With fangs in front and flying barbs in back, a tarantula is well protected against most attackers, but one thing they are almost completely defenseless against are ants, even the tiniest of which can gang up to overpower a fully grown tarantula and very, very easily devour a tarantula's eggs.

That's why at least one known species of tarantula spider lives in a symbiotic relationship with tiny, ant-eating frogs. The female allows the amphibians free run of her burrow, preying on virtually any other little frog, salamander or lizard she may encounter but instinctively recognizing precisely the one that can protect her offspring from a ravenous army of miniscule warriors. It's remarkably close to how humans and cats learned to live together, if we'd had to worry about mice straight-up eating our babies, I guess.
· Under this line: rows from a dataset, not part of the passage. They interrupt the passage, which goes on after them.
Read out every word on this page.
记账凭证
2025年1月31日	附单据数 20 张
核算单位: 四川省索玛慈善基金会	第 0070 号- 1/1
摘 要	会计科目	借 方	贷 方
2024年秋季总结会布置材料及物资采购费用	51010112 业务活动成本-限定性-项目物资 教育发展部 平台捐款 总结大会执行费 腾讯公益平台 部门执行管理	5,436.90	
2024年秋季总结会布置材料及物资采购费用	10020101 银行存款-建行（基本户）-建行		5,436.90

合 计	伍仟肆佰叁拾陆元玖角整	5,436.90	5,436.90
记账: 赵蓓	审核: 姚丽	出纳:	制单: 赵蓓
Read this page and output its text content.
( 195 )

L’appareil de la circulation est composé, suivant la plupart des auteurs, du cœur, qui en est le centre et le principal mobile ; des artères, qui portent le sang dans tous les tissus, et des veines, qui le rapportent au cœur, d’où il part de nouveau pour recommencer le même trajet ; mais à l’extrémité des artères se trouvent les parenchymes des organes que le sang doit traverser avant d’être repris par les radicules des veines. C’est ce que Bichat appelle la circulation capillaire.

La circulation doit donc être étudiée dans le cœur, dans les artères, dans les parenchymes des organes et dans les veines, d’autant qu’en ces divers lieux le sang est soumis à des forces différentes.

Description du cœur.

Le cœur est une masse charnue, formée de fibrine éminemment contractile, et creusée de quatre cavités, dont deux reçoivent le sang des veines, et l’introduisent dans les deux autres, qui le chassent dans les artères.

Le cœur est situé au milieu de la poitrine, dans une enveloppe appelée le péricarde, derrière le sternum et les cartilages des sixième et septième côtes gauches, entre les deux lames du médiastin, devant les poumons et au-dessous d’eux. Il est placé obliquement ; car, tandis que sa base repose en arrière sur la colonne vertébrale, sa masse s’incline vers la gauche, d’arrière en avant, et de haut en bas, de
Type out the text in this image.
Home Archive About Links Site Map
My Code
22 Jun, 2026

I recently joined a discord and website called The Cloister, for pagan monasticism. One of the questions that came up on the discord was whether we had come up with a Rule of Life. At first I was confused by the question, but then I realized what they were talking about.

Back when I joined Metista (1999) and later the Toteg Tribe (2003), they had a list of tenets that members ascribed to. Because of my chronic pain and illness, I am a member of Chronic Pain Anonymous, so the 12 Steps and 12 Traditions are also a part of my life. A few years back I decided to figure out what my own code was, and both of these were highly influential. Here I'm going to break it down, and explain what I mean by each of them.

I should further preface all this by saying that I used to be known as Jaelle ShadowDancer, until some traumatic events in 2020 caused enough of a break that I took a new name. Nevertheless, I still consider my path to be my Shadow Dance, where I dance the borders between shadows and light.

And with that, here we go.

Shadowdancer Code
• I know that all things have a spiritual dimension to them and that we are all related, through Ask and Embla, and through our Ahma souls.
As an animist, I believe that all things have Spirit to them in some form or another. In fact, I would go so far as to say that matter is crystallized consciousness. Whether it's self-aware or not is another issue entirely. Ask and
If you would like to bring a tarantula into your life, bear in mind that they don't necessarily enjoy being handled, so they may not be killers, but like a fish, they're more of a pet to look at and admire than to hold. The upside is that their care can be practically fool proof. Busy schedule? Depression? Chronic forgetfulness? Many tarantulas can get by being fed just a few crickets a month (though they prefer every week!), and many outright prefer to live in small, confined spaces, naturally spending most of their time in burrows and quite content to live in a half-gallon tupperware as long as food occasionally falls in from the sky. Between this and sometimes letting frogs loose in their house, tarantulas above almost all other spiders truly know how to live.